The gut microbiota can produce neurotransmitters such as gamma-aminobutyric acid (GABA), noradrenaline (NA), and dopamine (DA), which transmit signals to the brain (Qu et al., 2024; González-Arancibia et al., 2019; Dicks, 2022). GABA is one of the gut microbiota-derived metabolites, with lactic acid bacteria and Bacteroides being the main gut bacteria that produce GABA (Bhat et al., 2010; Conn et al., 2024). These bacteria take up glutamate through specific transporters and generate GABA via the L-glutamate decarboxylation reaction within the cell. GABA can cross the blood–brain barrier through simple diffusion, transmembrane transport, or carrier-mediated transport (Takanaga et al., 2001; Al-Sarraf, 2002; Shyamaladevi et al., 2002). Hannah et al. believed that GABA signaling is associated with the activation of microglia and the uptake of Aβ (Iaccarino et al., 2016). Further studies have demonstrated that GABA activates microglia via the NLRP3 inflammasome and NF-κB signaling pathways, leading to significant increases in the mRNA and protein levels of TNF-α, IL-6, and IL-1β in BV2 microglia (Lang et al., 2020). NA is found in the biomass of gut microbiota, with Escherichia coli, Bacillus amyloliquefaciens, Paenibacillus, Proteus, and Serratia marcescens being capable of producing NA (Tsavkelova et al., 2000). Moreover, NA can modulate the activation of microglia through β-adrenergic receptors (β-ARs) (Sugama et al., 2019). 5-hydroxytryptamine (5-HT), also known as serotonin, is a neurotransmitter, particularly playing a key role in the gut–brain axis. The gut microbiota influences systemic immune function by regulating the production of 5-HT by enterochromaffin cells in the gut (Correale et al., 2022).
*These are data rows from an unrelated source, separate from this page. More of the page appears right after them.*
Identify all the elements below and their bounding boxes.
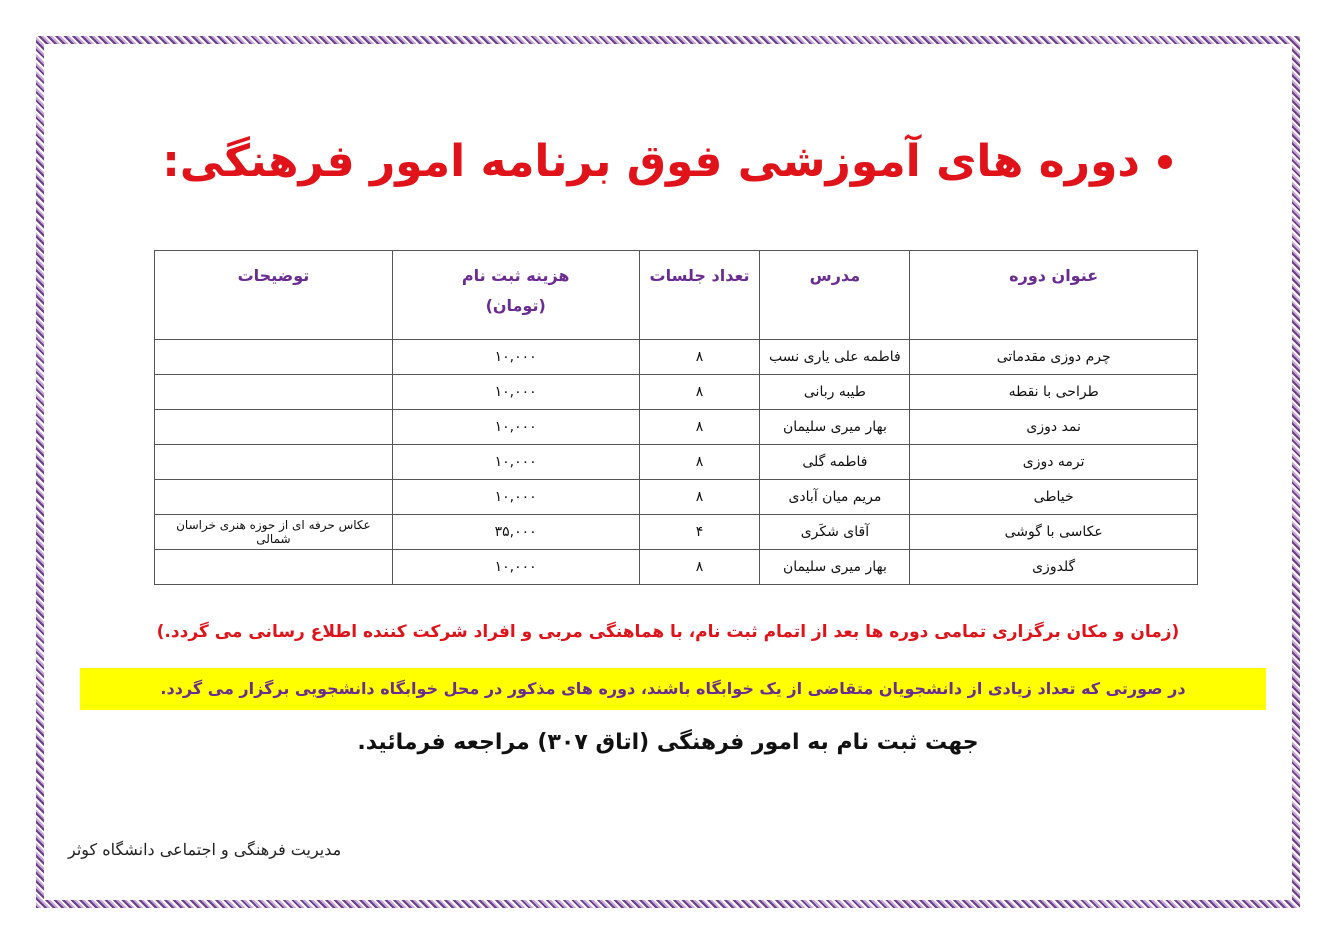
table-row [155,515,1198,550]
header-sessions: تعداد جلسات [639,251,760,340]
cell-notes [155,340,393,375]
cell-notes [155,445,393,480]
page-content [44,44,1292,900]
cell-course: نمد دوزی [910,410,1198,445]
cell-fee: ۱۰,۰۰۰ [392,410,639,445]
cell-fee: ۱۰,۰۰۰ [392,480,639,515]
header-fee [392,251,639,340]
cell-course: چرم دوزی مقدماتی [910,340,1198,375]
courses-table [154,250,1198,585]
cell-instructor: بهار میری سلیمان [760,410,910,445]
table-row [155,445,1198,480]
cell-instructor: طیبه ربانی [760,375,910,410]
table-header-row [155,251,1198,340]
cell-fee: ۱۰,۰۰۰ [392,445,639,480]
header-notes: توضیحات [155,251,393,340]
bullet-icon [1158,155,1172,169]
page-title-text: دوره های آموزشی فوق برنامه امور فرهنگی: [162,136,1140,187]
cell-fee: ۱۰,۰۰۰ [392,340,639,375]
cell-instructor: مریم میان آبادی [760,480,910,515]
header-instructor: مدرس [760,251,910,340]
cell-course: عکاسی با گوشی [910,515,1198,550]
table-row [155,550,1198,585]
cell-course: ترمه دوزی [910,445,1198,480]
table-row [155,340,1198,375]
table-row [155,480,1198,515]
header-fee-unit: (تومان) [485,296,546,315]
cell-fee: ۱۰,۰۰۰ [392,550,639,585]
registration-note: جهت ثبت نام به امور فرهنگی (اتاق ۳۰۷) مراجعه فرمائید. [357,730,979,755]
cell-course: خیاطی [910,480,1198,515]
cell-sessions: ۴ [639,515,760,550]
cell-sessions: ۸ [639,445,760,480]
cell-sessions: ۸ [639,340,760,375]
dormitory-note: در صورتی که تعداد زیادی از دانشجویان متقاضی از یک خوابگاه باشند، دوره های مذکور در محل خوابگاه دانشجویی برگزار می گردد. [80,668,1266,710]
page-title [162,136,1172,187]
cell-notes [155,480,393,515]
table-row [155,410,1198,445]
schedule-note: (زمان و مکان برگزاری تمامی دوره ها بعد از اتمام ثبت نام، با هماهنگی مربی و افراد شرکت کننده اطلاع رسانی می گردد.) [156,622,1180,642]
decorative-border-frame [36,36,1300,908]
cell-sessions: ۸ [639,410,760,445]
cell-sessions: ۸ [639,550,760,585]
cell-fee: ۳۵,۰۰۰ [392,515,639,550]
cell-notes [155,550,393,585]
cell-notes: عکاس حرفه ای از حوزه هنری خراسان شمالی [155,515,393,550]
cell-instructor: آقای شکَری [760,515,910,550]
cell-sessions: ۸ [639,480,760,515]
cell-fee: ۱۰,۰۰۰ [392,375,639,410]
cell-course: گلدوزی [910,550,1198,585]
cell-sessions: ۸ [639,375,760,410]
cell-course: طراحی با نقطه [910,375,1198,410]
cell-instructor: بهار میری سلیمان [760,550,910,585]
header-course: عنوان دوره [910,251,1198,340]
table-row [155,375,1198,410]
cell-notes [155,375,393,410]
cell-notes [155,410,393,445]
header-fee-label: هزینه ثبت نام [461,266,570,285]
cell-instructor: فاطمه علی یاری نسب [760,340,910,375]
cell-instructor: فاطمه گلی [760,445,910,480]
signature: مدیریت فرهنگی و اجتماعی دانشگاه کوثر [68,840,342,859]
Studies have shown that 5-HT regulates neuroinflammation by activating the 5-HT2AR/cAMP/PKA/CREB/Sirt1 and NF-κB pathways, controlling the transcription of TLR2 and TLR4 in microglia stimulated by phagocytosis, thereby affecting neuroinflammation (Lu et al., 2021; Wang et al., 2020; Zhu et al., 2022). In addition, 5-HT can bind to its receptors on microglia, triggering the release of exosomes containing cytokines, providing an alternative mechanism for regulating neuroinflammation caused by the gut (Glebov et al., 2015). The synthesis, metabolism, or transport of 5-HT is crucial in inflammatory responses and may provide new avenues for alleviating neuroinflammation in AD.